Guy Julien

Une réelle force d’influence

TROIS-RIVIÈRES — Si le premier ministre François Legault décide de nommer plus d’un ministre dans la région, celle-ci vivrait une première depuis une vingtaine d’années et gagnerait sûrement en pouvoir d’influence auprès du gouvernement.

À la suite de la victoire caquiste, plusieurs observateurs se demandent si la Mauricie aura deux représentants au sein du futur Conseil des ministres du gouvernement Legault. Il est presque acquis que Sonia LeBel, nouvelle députée de Champlain, fera partie de l’équipe ministérielle et il se pourrait que le député trifluvien Jean Boulet se joigne à cette équipe. C’est sans compter sur la possibilité de voir Donald Martel accéder à des fonctions supérieures, lui qui vient de se faire réélire dans Nicolet-Bécancour, une circonscription limitrophe à la Mauricie.

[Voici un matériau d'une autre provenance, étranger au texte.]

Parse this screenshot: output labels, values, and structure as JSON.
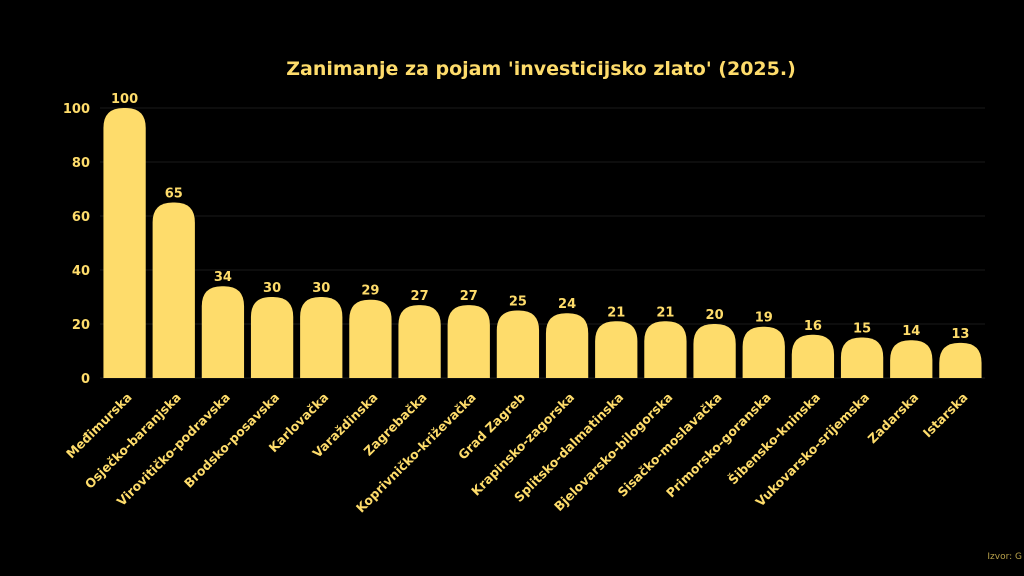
{
  "colors": {
    "background": "#000000",
    "bar": "#FEDC6B",
    "text": "#FEDC6B",
    "grid": "#1a1a1a"
  },
  "source_text": "Izvor: G",
  "chart_data": {
    "type": "bar",
    "title": "Zanimanje za pojam 'investicijsko zlato' (2025.)",
    "xlabel": "",
    "ylabel": "",
    "ylim": [
      0,
      100
    ],
    "yticks": [
      0,
      20,
      40,
      60,
      80,
      100
    ],
    "categories": [
      "Međimurska",
      "Osječko-baranjska",
      "Virovitičko-podravska",
      "Brodsko-posavska",
      "Karlovačka",
      "Varaždinska",
      "Zagrebačka",
      "Koprivničko-križevačka",
      "Grad Zagreb",
      "Krapinsko-zagorska",
      "Splitsko-dalmatinska",
      "Bjelovarsko-bilogorska",
      "Sisačko-moslavačka",
      "Primorsko-goranska",
      "Šibensko-kninska",
      "Vukovarsko-srijemska",
      "Zadarska",
      "Istarska"
    ],
    "values": [
      100,
      65,
      34,
      30,
      30,
      29,
      27,
      27,
      25,
      24,
      21,
      21,
      20,
      19,
      16,
      15,
      14,
      13
    ]
  }
}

Il faut remonter aux gouvernements péquistes du milieu des années 1990 et du début des années 2000 pour miser sur plus d’un ministre dans la région. Guy Julien, député de Trois-Rivières de 1994 à 2003, a dirigé différents ministères de 1996 à 2003. Jean-Pierre Jolivet, qui a régné sur Laviolette de 1976 à 2001, a été whip en chef du gouvernement, a été leader parlementaire et a dirigé des ministères, notamment de 1994 à 2001. Durant ses trois mandats comme député de Nicolet-Yamaska de 1994 à 2007 (devenue Nicolet-Bécancour en 2012), Michel Morin a été whip en chef du gouvernement de 2001 à 2003.

Tous ces anciens représentants du Parti québécois sont unanimes. Avoir plus d’un ministre dans une région, ça aide. «Ça facilite les dossiers. Tu peux faire certaines choses qu’un député peut avoir de la difficulté à faire, car tu es au pouvoir. Tu participes aux décisions du gouvernement. Donc, tu peux influencer une décision gouvernementale», remarque M. Julien, qui ne serait pas surpris de voir au moins deux députés du coin accéder au Conseil des ministres.

«J’ai été ministre en même temps que Guy (Julien). On avait de l’influence, car on était appuyé par les députés de la région. Si tu as deux ministres, c’est mieux, car ils peuvent s’appuyer l’un sur l’autre. Plus tu as de ministres, mieux c’est!», laisse entendre M. Jolivet.

À titre de whip en chef du gouvernement, Michel Morin a siégé au Conseil des ministres avec Guy Julien. Le whip peut donc participer aux discussions et faire valoir son point de vue.

Jean-Pierre Jolivet

«Un whip au Conseil des ministres, c’est comme un ministre délégué. On a notre mot à dire! Une région qui a plus qu’un ministre a un avantage. Quand tu es au Conseil des ministres, tu es dans le secret des dieux et c’est là que se prennent les décisions.»

Les compétences de Mme LeBel et de Me Boulet ont été abordées durant les entretiens avec Le Nouvelliste. L’apport de Donald Martel à la CAQ est aussi souligné.

«Je connais bien Donald, j’ai fait campagne avec lui en 2007 (M. Martel était alors candidat pour le Parti québécois). C’est un bon citoyen, un bon député qui n’a jamais fait honte à personne. Je souhaite qu’il soit nommé ministre, whip ou leader parlementaire. Je le souhaite pour nous», ajoute M. Morin.

Un parti à restructurer

Tous ces anciens députés péquistes ont connu une soirée électorale difficile, lundi. MM. Julien, Jolivet et Morin avaient peine à croire à une telle déconfiture du PQ.

«Je m’attendais à ce que le PQ ait une vingtaine de sièges et finisse deuxième ou troisième, déclare M. Julien. Le résultat du vote est un message. Le parti doit se restructurer et se rajeunir. Il faut aussi revoir nos façons de faire.»

Michel Morin croit qu’une réévaluation doit être effectuée par le parti. «Il y a encore un bon militantisme au Parti québécois qui a le plus de membres de tous les partis. Le PQ doit définir une orientation et amorcer des négociations avec Québec solidaire.»

Michel Morin

Déçu des résultats électoraux, Jean-Pierre Jolivet appelle les troupes péquistes à retrouver leur calme. «Il faut prendre acte de ce que les citoyens ont dit. Mais on a du temps pour prendre les meilleures décisions. Il faut respirer par le nez. Le Parti québécois est un grand parti et ce n’est pas la première crise qui le secoue.»